Charlotte-Anne – Kumarbaz Rogue
Belfrie’de, Tradver’in kenar mahallelerinde büyüyen Charlotte-Anne, büyüye ve belaya düşkün biriydi. Annesi, şarabı öz kızından daha çok seven bir kadındı; babası ise bir Elf olup, Charlotte doğduktan kısa bir süre sonra şehirden kaçmıştı. Tradver acımasız bir yerdi ve Charlotte ile annesinin hayatta kalmak için pek umudu yoktu. Annesi Rossa Karteli tarafından, yeni açılan Crescent Moon Kumarhanesi’nde çalışmaya zorlandı; müşterileri cezbedip onların ceplerini boşaltmakla görevliydi. Charlotte ise büyüdükçe kumarhane zemininde zaman geçirmeye başladı, çünkü orası, yaşıtlarının merhametsiz saldırılarından korunabildiği tek yerdi – annesinin ertesi gün yüzünde kalan makyajın altındaki morluklar bu saldırıların izlerini taşıyordu.
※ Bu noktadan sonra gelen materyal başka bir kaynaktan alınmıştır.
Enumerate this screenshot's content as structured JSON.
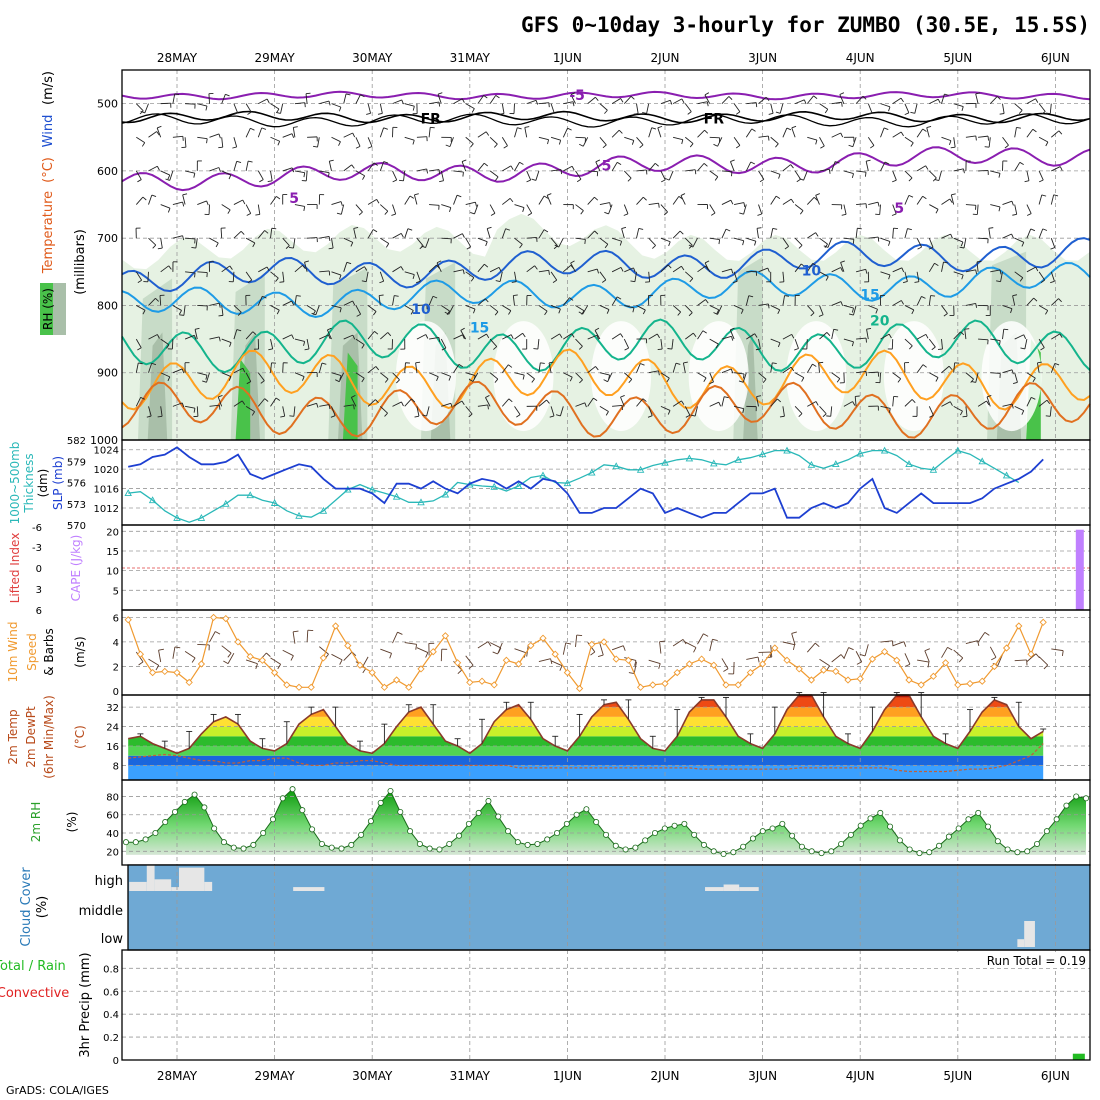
{
  "header": {
    "title": "GFS 0~10day 3-hourly for ZUMBO (30.5E, 15.5S)"
  },
  "footer": {
    "credit": "GrADS: COLA/IGES"
  },
  "colors": {
    "frame": "#000000",
    "grid": "#9a9a9a",
    "rh_light": "#e6f2e3",
    "rh_mid": "#c8dcc8",
    "rh_dark": "#a9bfa9",
    "rh_green": "#49c24a",
    "iso_m5": "#8a1eb0",
    "iso_fr": "#000000",
    "iso_10": "#1f5fd0",
    "iso_15": "#1e9be6",
    "iso_20": "#14b48c",
    "iso_25": "#ffa020",
    "iso_30": "#e07020",
    "slp": "#1d3fd1",
    "thick": "#2ab8b8",
    "li": "#e04040",
    "cape": "#c080ff",
    "wind10": "#f09a30",
    "temp_line": "#8a3a2a",
    "rh2m": "#2aa02a",
    "cloud_bg": "#6fa9d4",
    "cloud_bar": "#e6e6e6",
    "precip": "#22bb22"
  },
  "chart_data": [
    {
      "id": "upper_air",
      "type": "heatmap",
      "ylabel_parts": [
        "RH (%)",
        "Temperature",
        "(°C)",
        "Wind",
        "(m/s)"
      ],
      "ylabel_units": "(millibars)",
      "y_ticks": [
        500,
        600,
        700,
        800,
        900,
        1000
      ],
      "ylim": [
        450,
        1000
      ],
      "x_days": [
        "28MAY",
        "29MAY",
        "30MAY",
        "31MAY",
        "1JUN",
        "2JUN",
        "3JUN",
        "4JUN",
        "5JUN",
        "6JUN"
      ],
      "isotherm_labels": [
        {
          "t": 4.1,
          "p": 487,
          "text": "-5",
          "color_key": "iso_m5"
        },
        {
          "t": 2.6,
          "p": 522,
          "text": "FR",
          "color_key": "iso_fr"
        },
        {
          "t": 5.5,
          "p": 522,
          "text": "FR",
          "color_key": "iso_fr"
        },
        {
          "t": 4.4,
          "p": 592,
          "text": "5",
          "color_key": "iso_m5"
        },
        {
          "t": 1.2,
          "p": 640,
          "text": "5",
          "color_key": "iso_m5"
        },
        {
          "t": 7.4,
          "p": 655,
          "text": "5",
          "color_key": "iso_m5"
        },
        {
          "t": 6.5,
          "p": 748,
          "text": "10",
          "color_key": "iso_10"
        },
        {
          "t": 2.5,
          "p": 805,
          "text": "10",
          "color_key": "iso_10"
        },
        {
          "t": 7.1,
          "p": 784,
          "text": "15",
          "color_key": "iso_15"
        },
        {
          "t": 3.1,
          "p": 833,
          "text": "15",
          "color_key": "iso_15"
        },
        {
          "t": 7.2,
          "p": 822,
          "text": "20",
          "color_key": "iso_20"
        }
      ]
    },
    {
      "id": "slp_thickness",
      "type": "line",
      "ylabel_left": [
        "1000~500mb",
        "Thickness",
        "(dm)"
      ],
      "ylabel_right": "SLP (mb)",
      "left_ticks": [
        570,
        573,
        576,
        579,
        582
      ],
      "right_ticks": [
        1012,
        1016,
        1020,
        1024
      ],
      "ylim_slp": [
        1008.5,
        1026
      ],
      "ylim_thick": [
        570,
        582
      ],
      "series": [
        {
          "name": "SLP (mb)",
          "color_key": "slp",
          "values": [
            1020.5,
            1021,
            1022.5,
            1023,
            1024.5,
            1022.5,
            1021,
            1021,
            1021.5,
            1023,
            1019,
            1018,
            1019,
            1020,
            1021,
            1020.5,
            1018,
            1016,
            1016,
            1016,
            1015,
            1013,
            1017,
            1017,
            1016,
            1017.5,
            1016,
            1015,
            1017,
            1018,
            1017.5,
            1016,
            1017.5,
            1016,
            1018,
            1017.5,
            1015,
            1011,
            1011,
            1012,
            1012,
            1014,
            1016,
            1015,
            1011,
            1012,
            1011,
            1010,
            1011,
            1011,
            1013,
            1015,
            1015,
            1016,
            1010,
            1010,
            1012,
            1013,
            1012,
            1013,
            1016,
            1018,
            1012,
            1011,
            1013,
            1015,
            1013,
            1013,
            1013,
            1013,
            1014,
            1016,
            1017,
            1018,
            1019.5,
            1022
          ]
        },
        {
          "name": "1000~500mb Thickness (dm)",
          "color_key": "thick",
          "values": [
            574.5,
            574.7,
            573.5,
            572,
            571,
            570.4,
            571,
            572,
            573,
            574.2,
            574.2,
            573.5,
            573.1,
            572,
            571.3,
            571.1,
            572,
            573.5,
            575,
            575.7,
            575,
            574.5,
            574,
            573.2,
            573.2,
            573.4,
            574.3,
            576,
            575.7,
            575.5,
            575.4,
            574.8,
            575.5,
            576.7,
            577,
            576,
            575.9,
            576.6,
            577.4,
            578.5,
            578.3,
            577.8,
            577.8,
            578.4,
            578.8,
            579.2,
            579.4,
            579.2,
            578.7,
            578.5,
            579.2,
            579.5,
            580,
            580.5,
            580.5,
            579.8,
            578.5,
            578,
            578.6,
            579.2,
            580.1,
            580.5,
            580.5,
            579.8,
            578.6,
            578,
            577.8,
            579.2,
            580.5,
            580,
            579,
            578,
            577,
            576
          ]
        }
      ]
    },
    {
      "id": "stability",
      "type": "line",
      "ylabel_left": [
        "Lifted Index"
      ],
      "ylabel_right": "CAPE (J/kg)",
      "li_ticks": [
        "-6",
        "-3",
        "0",
        "3",
        "6"
      ],
      "cape_ticks": [
        5,
        10,
        15,
        20
      ],
      "ylim_cape": [
        0,
        21.6
      ],
      "series": [
        {
          "name": "Lifted Index",
          "color_key": "li",
          "values": [
            0
          ]
        },
        {
          "name": "CAPE (J/kg)",
          "color_key": "cape",
          "bars": [
            {
              "t": 9.25,
              "value": 20.4
            }
          ]
        }
      ]
    },
    {
      "id": "wind10m",
      "type": "line",
      "ylabel_left": [
        "10m Wind",
        "Speed",
        "& Barbs",
        "(m/s)"
      ],
      "y_ticks": [
        0,
        2,
        4,
        6
      ],
      "ylim": [
        0,
        6.6
      ],
      "series": [
        {
          "name": "10m Wind Speed",
          "color_key": "wind10",
          "values": [
            5.8,
            3,
            1.5,
            1.6,
            1.5,
            0.7,
            2.2,
            6,
            5.9,
            4,
            2.8,
            2.5,
            1.5,
            0.5,
            0.3,
            0.3,
            2.7,
            5.3,
            3.7,
            2.1,
            1.5,
            0.3,
            0.9,
            0.3,
            1.8,
            3.2,
            4.5,
            2.3,
            0.7,
            0.8,
            0.5,
            2.5,
            2.2,
            3.7,
            4.3,
            3,
            1.5,
            0.2,
            3.8,
            4,
            2.6,
            2.5,
            0.3,
            0.5,
            0.6,
            1.5,
            2.2,
            2.6,
            2.1,
            0.5,
            0.5,
            1.5,
            2.2,
            3.5,
            2.5,
            1.8,
            0.9,
            1.7,
            1.6,
            0.9,
            1,
            2.6,
            3.2,
            2.5,
            0.9,
            0.5,
            1.2,
            2.3,
            0.5,
            0.6,
            0.8,
            2,
            3.5,
            5.3,
            3,
            5.6
          ]
        }
      ]
    },
    {
      "id": "temp2m",
      "type": "area",
      "ylabel_left": [
        "2m Temp",
        "2m DewPt",
        "(6hr Min/Max)",
        "(°C)"
      ],
      "y_ticks": [
        8,
        16,
        24,
        32
      ],
      "ylim": [
        2,
        37
      ],
      "series": [
        {
          "name": "2m Temp",
          "color_key": "temp_line",
          "values": [
            19,
            20,
            17,
            15,
            13,
            15,
            21,
            26,
            28,
            25,
            18,
            15,
            14,
            17,
            25,
            29,
            31,
            24,
            17,
            14,
            13,
            17,
            24,
            30,
            32,
            25,
            18,
            16,
            13,
            17,
            26,
            31,
            33,
            27,
            19,
            16,
            14,
            20,
            28,
            33,
            34,
            27,
            19,
            15,
            14,
            20,
            30,
            35,
            35,
            28,
            20,
            17,
            15,
            21,
            31,
            37,
            37,
            28,
            20,
            17,
            15,
            22,
            31,
            37,
            37,
            28,
            20,
            17,
            15,
            22,
            30,
            35,
            33,
            24,
            19,
            22
          ]
        },
        {
          "name": "2m DewPt",
          "color_key": "temp_line",
          "values": [
            11,
            11.5,
            12,
            12.5,
            12,
            11,
            10,
            10,
            9,
            9,
            10,
            10,
            11,
            11,
            9,
            8,
            8,
            9,
            9,
            10,
            10,
            9,
            8,
            8,
            8,
            8,
            8,
            8,
            8,
            8,
            8,
            8,
            7,
            7,
            7,
            7,
            7,
            7,
            7,
            7,
            7,
            7,
            7,
            7,
            7,
            7,
            7,
            6.5,
            6.5,
            6.5,
            6.5,
            6.5,
            6.5,
            6.5,
            6.5,
            7,
            7,
            7,
            7,
            7,
            7,
            7,
            7,
            6,
            5.5,
            5.5,
            5.5,
            5.5,
            6,
            6.5,
            6.5,
            7,
            8,
            10,
            12,
            17
          ]
        }
      ]
    },
    {
      "id": "rh2m",
      "type": "area",
      "ylabel_left": [
        "2m RH",
        "(%)"
      ],
      "y_ticks": [
        20,
        40,
        60,
        80
      ],
      "ylim": [
        5,
        98
      ],
      "series": [
        {
          "name": "2m RH",
          "color_key": "rh2m",
          "values": [
            30,
            30,
            33,
            40,
            52,
            63,
            74,
            82,
            68,
            45,
            30,
            24,
            23,
            27,
            40,
            55,
            78,
            88,
            65,
            44,
            28,
            24,
            23,
            27,
            38,
            53,
            73,
            86,
            63,
            42,
            28,
            23,
            22,
            28,
            37,
            50,
            62,
            75,
            58,
            42,
            30,
            27,
            28,
            33,
            40,
            50,
            60,
            66,
            52,
            38,
            26,
            22,
            24,
            32,
            40,
            45,
            48,
            50,
            38,
            27,
            20,
            17,
            19,
            25,
            34,
            42,
            45,
            50,
            37,
            25,
            20,
            18,
            20,
            28,
            38,
            48,
            56,
            62,
            47,
            32,
            22,
            18,
            19,
            26,
            36,
            45,
            55,
            62,
            47,
            31,
            22,
            19,
            20,
            28,
            42,
            55,
            70,
            80,
            78
          ]
        }
      ]
    },
    {
      "id": "cloud",
      "type": "bar",
      "ylabel_left": [
        "Cloud Cover",
        "(%)"
      ],
      "levels": [
        "high",
        "middle",
        "low"
      ],
      "bars": [
        {
          "level": "high",
          "t0": 0.0,
          "t1": 0.18,
          "value": 35
        },
        {
          "level": "high",
          "t0": 0.18,
          "t1": 0.26,
          "value": 100
        },
        {
          "level": "high",
          "t0": 0.26,
          "t1": 0.43,
          "value": 45
        },
        {
          "level": "high",
          "t0": 0.43,
          "t1": 0.51,
          "value": 15
        },
        {
          "level": "high",
          "t0": 0.51,
          "t1": 0.77,
          "value": 90
        },
        {
          "level": "high",
          "t0": 0.77,
          "t1": 0.85,
          "value": 35
        },
        {
          "level": "high",
          "t0": 1.68,
          "t1": 2.0,
          "value": 15
        },
        {
          "level": "high",
          "t0": 5.9,
          "t1": 6.09,
          "value": 15
        },
        {
          "level": "high",
          "t0": 6.09,
          "t1": 6.25,
          "value": 25
        },
        {
          "level": "high",
          "t0": 6.25,
          "t1": 6.45,
          "value": 15
        },
        {
          "level": "low",
          "t0": 9.1,
          "t1": 9.17,
          "value": 30
        },
        {
          "level": "low",
          "t0": 9.17,
          "t1": 9.28,
          "value": 100
        }
      ]
    },
    {
      "id": "precip",
      "type": "bar",
      "ylabel_left": [
        "Total / Rain",
        "Convective",
        "3hr Precip (mm)"
      ],
      "y_ticks": [
        "0",
        "0.2",
        "0.4",
        "0.6",
        "0.8"
      ],
      "ylim": [
        0,
        0.96
      ],
      "annotation": "Run Total = 0.19",
      "bars": [
        {
          "t": 9.24,
          "value": 0.055
        }
      ]
    }
  ]
}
Ama Crescent Moon’un zemininde Charlotte adeta canlanıyordu. Sürekli müşteriler, karizmatik ve neşeli bu küçük kızın kart dağıtmasından ve içki sunmasından hoşlanıyordu. Kartel onun ailesi gibi olmuştu, çalışanlar ve yöneticilerse öz ailesinden çok daha yakındı. En yakın dostu ise Skilet’in evlat edindiği yarı-Drow kızı Lendara oldu. Charlotte’tan biraz büyük olan Lendara da benzer şekilde acı dolu bir geçmişe sahipti. Lendara ciddi ve temkinli biriydi, ama Charlotte’a büyük sevgi besliyordu. İkisi de geceleri Tradver’in çatılarına tırmanır, gökyüzünü izler ya da kumarhanede birlikte çalışarak masal anlatır gibi hikâyeler uydurur, müşterilerin ceplerinden daha fazla altın sızdırırlardı.
Lendara, Charlotte’un oyunlarda doğuştan gelen bir şansı olduğunun farkına vardı. Charlotte, neredeyse her zaman doğru zarları atıyor ya da doğru sayılara bahis yapıyordu. Bu yeteneği kullanarak ikili küçük çaplı dolandırıcılıklarla altın biriktirdiler. Ancak bu oyunlardan biri, Skilet’in tanıdığı nüfuzlu bir tüccarın kurbanı olunca her şey değişti. Charlotte ve annesi kovuldu. Annesi yılların yıpranmışlığıyla ağır hasta düştü ve kısa süre sonra öldü. Charlotte, Skilet ve Lendara’dan af diledi ama ulaşılamadı. Yalnız ve utanç içinde, bir nehir gemisine kaçak olarak binip Velandria’ya, oradan da son altınlarıyla Baldur’a geçti.
Grimgate’te tersanelerde çalışmaya başladı, ama geçmişinin acısını unutamadı. Yavaşça eski yöntemlerine döndü; zengin tüccarları ya da savaştan dönen paralı askerleri dolandırmaya başladı. Kendine Charlotte-Anne adını taktı, belki de bir tür uyarıydı bu, ama çoğu insan ona hemen kapılıyordu. Ta ki dolandırdığı bir asker intikam almaya kalkışıp onu kanlar içinde sokaklara kaçmak zorunda bırakana dek.
Sonrasında Grey Denizi’nde ticaret gemilerinde çalışmaya başladı. Yumuşak elleri nasırlaştı, soluk teni bronzlaştı. Ama her limana indiğinde eski hilelerine geri dönüyordu. Son olarak Gilded Seahorse’a katıldı, ama kendini ne tür bir belanın içinde bulduğunun farkında değil.